I would continue offering information including access to Web sites, books, and multimedia sources. If possible, I will spend extra time with the patient to help them reinforce their decision and offer psychological support.
Other ways to address resistance to change include asking the patients family members and close friends to participate in their treatment plan. If the patient has children, the children can volunteer information about how they feel about their parent smoking. The children can offer anything from “I dont like the way it smells” to “Im worry about mommy dying.”
Friends who have stopped smoking can be among the greatest sources of psychological and social support during this critical time in the treatment plan. A friend who can be there not just to provide advice but also as a role model is an invaluable asset. Moreover, friends who have stopped will not tempt the patient by smoking in front of them.

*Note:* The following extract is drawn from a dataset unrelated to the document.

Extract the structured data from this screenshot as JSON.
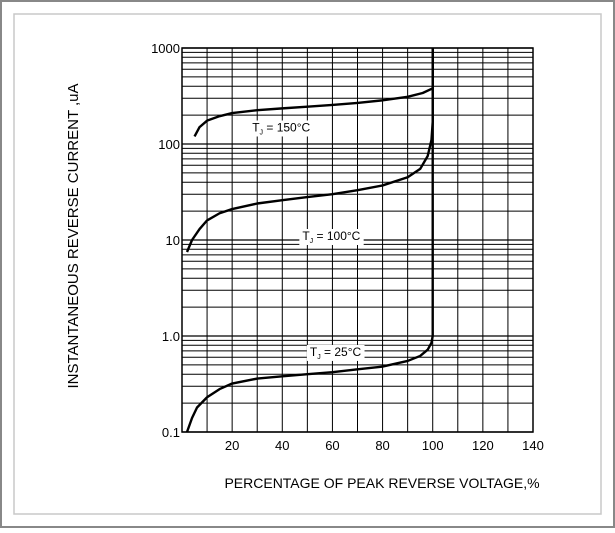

Patients with spouses, family members, or friends who still smoke will have more difficulties than patients who do not. Therefore, I would make sure to spend extra attention addressing and reinforcing reasons for quitting. Focusing on reasons to quit will help the patient who is still at the preparation stage (Guide Your Patients to a Smoke-Free Future: The Canadian Council for Tobacco Control, 1999). I may recommend smoking cessation support groups or hypnosis.
The patient who is in the preparation stage and who is ready to move towards the action and maintenance stage of quitting may need to know about the various pharmacological interventions available to them. I am available to provide that information for the patients, as well as provide access to those products and services. For example, the Columbia University College of Dental Medicine outlines the options available for patients who want to quit. Those options include the Nicotine Patch, Nicotine Gum, the Nicotine Lozenge called “Commit,” Nicotine Inhaler, Nicotine Nasal Spray, Sustained Release Buproprion, and Varenicline.
I would need to ask patients about their smoking history and lifestyle habits to best determine which, if any, of these pharmacological interventions are necessary. For example, patients who smoke more than ten cigarettes a day and want to quit are eligible for the Nicotine Patch.
Most of the above listed therapies are beneficial for any patient who smokes less than one pack per day, such as the Nicotine Gum or the Lozenge. Many of these interventions can be used in tandem with others, making it more likely that the patient will rely on the medications rather than return to their smoking habit. Finally, most patients may benefit from interventions like Sustained Release Buproprion and Varenicline. The lecture notes also point out that patients who have expressed a clear quit date are the most likely to benefit from pharmacological interventions that will help them stop for good.
Action and Maintenance
As the Canadian Council for Tobacco Control (1999) points out, it is important to be supportive of patients even if they relapse. After all, smoking cessation often takes years. Many people attempt to stop several times before they actually take their last puff (Canadian Council for Tobacco Control, 1999). I will tell this to my patients, who need support and not admonishment.
However, throughout the treatment process I will be checking in with the patient to ask how they are doing, when they are tempted, and if they are sneaking smokes. I will help them follow through with their drug therapies, and generally be there for them as a follow-up support system.
Stopping smoking involves a comprehensive Tobacco Cessation Treatment Plan. The plan begins with observation and simple awareness, helping to ease the patient into the idea of a life without cigarettes. At the early stage of intervention, it is best to suggest but not overtly give the information to the patient ( Canadian Council for Tobacco Control, 1999). However, by the time the patient is actively trying to quit, it is important to offer as much information and access to treatment services as possible. The interventions include both psychological and pharmacological treatments.
The American Cancer Society (2002). Smoking Cessation Products. ACS
The Canadian Council for Tobacco Control (1999). Guide Your Patients to a Smoke-Free Future.
Columbia University College of Dental Medicine. Tobacco Cessation.
Tepper, LM. (1999). The Role of the Dental Profession in Tobacco Cessation. In D. Seidman and L. Covey (Eds), Helping the.